Another meaningful upside. Workday reported Q2/15 revenues, calculated
billings, and FCF loss of $186.8M (+74% y-o-y), $206.3M (+56% y-o-y) and
$37.4M, which were respectively $9.8M, $21.3M, and $35.0M ahead of our
estimates. Subscription revenues grew 77% y-o-y, and non-GAAP EPS loss of
($0.11) was $0.04 better than our forecast.
Color from the call. After bringing HP, the firm’s largest customer to date, live in
Q1, WDAY announced that it signed an HCM deal with Bank of America and its
300k employees in Q2, now making that firm its largest customer. WDAY ended
the quarter with >700 HCM customers and nearly 100 Financials customers.

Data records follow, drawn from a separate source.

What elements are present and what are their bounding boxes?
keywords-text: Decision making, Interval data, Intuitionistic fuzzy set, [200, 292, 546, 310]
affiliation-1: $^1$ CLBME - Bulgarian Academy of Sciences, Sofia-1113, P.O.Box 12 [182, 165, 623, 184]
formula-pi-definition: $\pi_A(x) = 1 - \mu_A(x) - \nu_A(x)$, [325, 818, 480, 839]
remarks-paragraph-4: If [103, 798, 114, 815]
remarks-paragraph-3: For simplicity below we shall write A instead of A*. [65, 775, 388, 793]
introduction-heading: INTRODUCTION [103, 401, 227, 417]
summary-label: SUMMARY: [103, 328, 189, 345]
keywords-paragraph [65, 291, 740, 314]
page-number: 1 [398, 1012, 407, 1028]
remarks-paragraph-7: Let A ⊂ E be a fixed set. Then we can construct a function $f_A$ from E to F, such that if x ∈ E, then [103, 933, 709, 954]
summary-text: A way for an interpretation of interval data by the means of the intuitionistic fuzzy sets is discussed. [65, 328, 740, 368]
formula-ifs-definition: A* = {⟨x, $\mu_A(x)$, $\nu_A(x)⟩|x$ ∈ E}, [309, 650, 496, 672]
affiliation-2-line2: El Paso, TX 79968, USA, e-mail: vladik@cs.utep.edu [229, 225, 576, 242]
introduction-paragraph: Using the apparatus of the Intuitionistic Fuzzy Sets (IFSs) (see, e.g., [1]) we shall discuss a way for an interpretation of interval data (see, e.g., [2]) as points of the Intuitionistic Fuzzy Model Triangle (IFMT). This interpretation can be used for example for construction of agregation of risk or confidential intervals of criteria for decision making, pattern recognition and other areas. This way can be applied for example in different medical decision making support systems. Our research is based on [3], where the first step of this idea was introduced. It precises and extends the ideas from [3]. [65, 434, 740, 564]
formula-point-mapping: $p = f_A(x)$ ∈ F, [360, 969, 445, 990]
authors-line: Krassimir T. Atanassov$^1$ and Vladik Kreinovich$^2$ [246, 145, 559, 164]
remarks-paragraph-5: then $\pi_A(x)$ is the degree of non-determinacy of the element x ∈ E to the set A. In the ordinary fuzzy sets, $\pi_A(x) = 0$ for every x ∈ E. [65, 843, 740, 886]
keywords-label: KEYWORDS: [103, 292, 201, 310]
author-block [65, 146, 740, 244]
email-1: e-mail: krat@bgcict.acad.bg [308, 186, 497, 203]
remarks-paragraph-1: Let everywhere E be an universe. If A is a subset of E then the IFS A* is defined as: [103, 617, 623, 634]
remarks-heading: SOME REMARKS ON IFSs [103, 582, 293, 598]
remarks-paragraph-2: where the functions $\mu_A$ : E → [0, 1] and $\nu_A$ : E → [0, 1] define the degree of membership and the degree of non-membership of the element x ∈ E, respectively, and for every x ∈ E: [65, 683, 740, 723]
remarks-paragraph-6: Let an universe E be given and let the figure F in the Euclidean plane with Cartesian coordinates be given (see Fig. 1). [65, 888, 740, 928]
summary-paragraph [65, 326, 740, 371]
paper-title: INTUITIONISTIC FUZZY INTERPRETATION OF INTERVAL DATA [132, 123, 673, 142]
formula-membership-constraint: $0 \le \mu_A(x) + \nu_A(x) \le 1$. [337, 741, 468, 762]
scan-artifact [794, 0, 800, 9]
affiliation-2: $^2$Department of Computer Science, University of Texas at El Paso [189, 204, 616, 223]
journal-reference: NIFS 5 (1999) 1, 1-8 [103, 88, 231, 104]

While the firm saw strength across the board, management noted particularly
strong results in Europe and within Financial Services, including two Fortune
500 deals in that sector. Lastly, WDAY’s services ecosystem continues to grow
nicely, with both HP and CSC announcing plans to build deployment practices.
Guidance increased again. WDAY guided Q3/15 estimates above the Street and
increased F2015 revenue targets by ~$25M. F2015 bookings growth is expected
to be roughly 60% and non-GAAP operating losses were trimmed to the high
single digits. Longer-term, management did note that the firm does not expect to
be non-GAAP profitable in F2016, which shouldn’t come as a surprise.